Saturday, 20 February 2016

Lost My Smart Phone, How Can I Live!!


       It may be strange to use social media to ask, is social media playing to dominant a part in our lives? Are we being shaped by social media rather than our own experiences? By sitting and responding to what we are fed on social media, we actually believe we are doing something, we feel we belong, we are involved, but the world is still out there made up of real people doing real things. I personally still believe that on the street handing out your paper or leaflets is the best way to reach people, you are meeting people who are outside your own little circle. Perhaps I'm old fashioned.
Thought this was an interesting article from It's Going Down:
        In the 90s, there was a kind of rowdy spirit of anarchism that I often felt like Profane Existence kind of typified. Building through the late 90s that started to transition towards this Crimethinc. styled personal revolution. I feel like that kind of paved the way towards blogs and social media: a focus on the individual over the ideas. That flows directly into what praxis looks like and action falls by the wayside.

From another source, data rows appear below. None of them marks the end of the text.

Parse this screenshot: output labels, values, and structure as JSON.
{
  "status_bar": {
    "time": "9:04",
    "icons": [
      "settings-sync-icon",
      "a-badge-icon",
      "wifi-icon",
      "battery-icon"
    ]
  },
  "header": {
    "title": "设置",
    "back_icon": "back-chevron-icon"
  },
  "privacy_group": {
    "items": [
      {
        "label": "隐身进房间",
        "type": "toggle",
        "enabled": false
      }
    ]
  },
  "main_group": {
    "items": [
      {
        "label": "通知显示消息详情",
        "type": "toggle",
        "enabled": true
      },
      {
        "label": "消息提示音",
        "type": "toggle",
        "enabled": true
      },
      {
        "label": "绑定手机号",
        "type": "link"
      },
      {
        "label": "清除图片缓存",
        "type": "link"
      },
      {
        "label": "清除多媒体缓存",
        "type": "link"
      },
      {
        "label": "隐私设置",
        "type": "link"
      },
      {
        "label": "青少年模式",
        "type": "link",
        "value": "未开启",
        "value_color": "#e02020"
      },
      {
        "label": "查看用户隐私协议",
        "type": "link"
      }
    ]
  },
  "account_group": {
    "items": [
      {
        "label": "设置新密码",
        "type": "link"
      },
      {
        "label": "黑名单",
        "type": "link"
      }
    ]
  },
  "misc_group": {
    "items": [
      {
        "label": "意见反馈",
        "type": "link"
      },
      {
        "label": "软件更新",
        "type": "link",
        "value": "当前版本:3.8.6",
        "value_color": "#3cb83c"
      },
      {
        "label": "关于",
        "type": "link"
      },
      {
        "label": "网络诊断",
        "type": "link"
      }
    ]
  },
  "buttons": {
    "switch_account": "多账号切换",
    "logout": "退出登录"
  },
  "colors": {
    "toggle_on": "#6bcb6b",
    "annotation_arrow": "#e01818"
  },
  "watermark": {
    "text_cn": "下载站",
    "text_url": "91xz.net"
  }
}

         In hindsight, it almost looks like this master plan: channelling this voracious, rowdy movement into online posturing. Whether that was the goal or not, who knows, but it echoes through civilization at large. There’s unquestionable intention in creating the social media world but I don’t want to sound convoluted in thinking it was aimed at anarchists, it just turns out that it worked out the same. No doubt something that would be considered an added bonus from the eyes of the State.
        So you have the interplay of two things: the rise of repression and the rise of social media. In my eyes, it was the combination of the two that really decimated this milieu. In some regards, it could very well die on Facebook. Everything becomes so absolutely personal in nature and so tied to the individual that we lose the ability to even think about these ideas as existing in their own merit. You don’t have arguments: you just have reactions. So you go round and round with the same argument, but it doesn’t matter. What is being said matters less than who is saying it.
        That opens the door for a ramp up in oppression politics to further those divides. The ideas and the drive are what suffer. Arguments replace discourse. Praxis becomes impossible. So when everyone who laid low in the mid-00s started coming back around and saw what the “anarchist milieu” currently looks like, they just kept moving. Why wouldn’t they? We’ve just opened ourselves up to external influences to the point where repression, by and large, isn’t even complicated. A couple Facebook profiles and the State can just undermine anything.
       So long as we use social media as the platform for communication, then we have no ground to stand on. No traction, no hope for meaningful dialogue and certainly not any kind of engagement. Having a critique of technology or capitalism doesn’t make you exempt from its consequences. Get off of social media is definitely my weakest call to action, but it’s sadly a necessary one. If we want to move forward, we have to recognize this.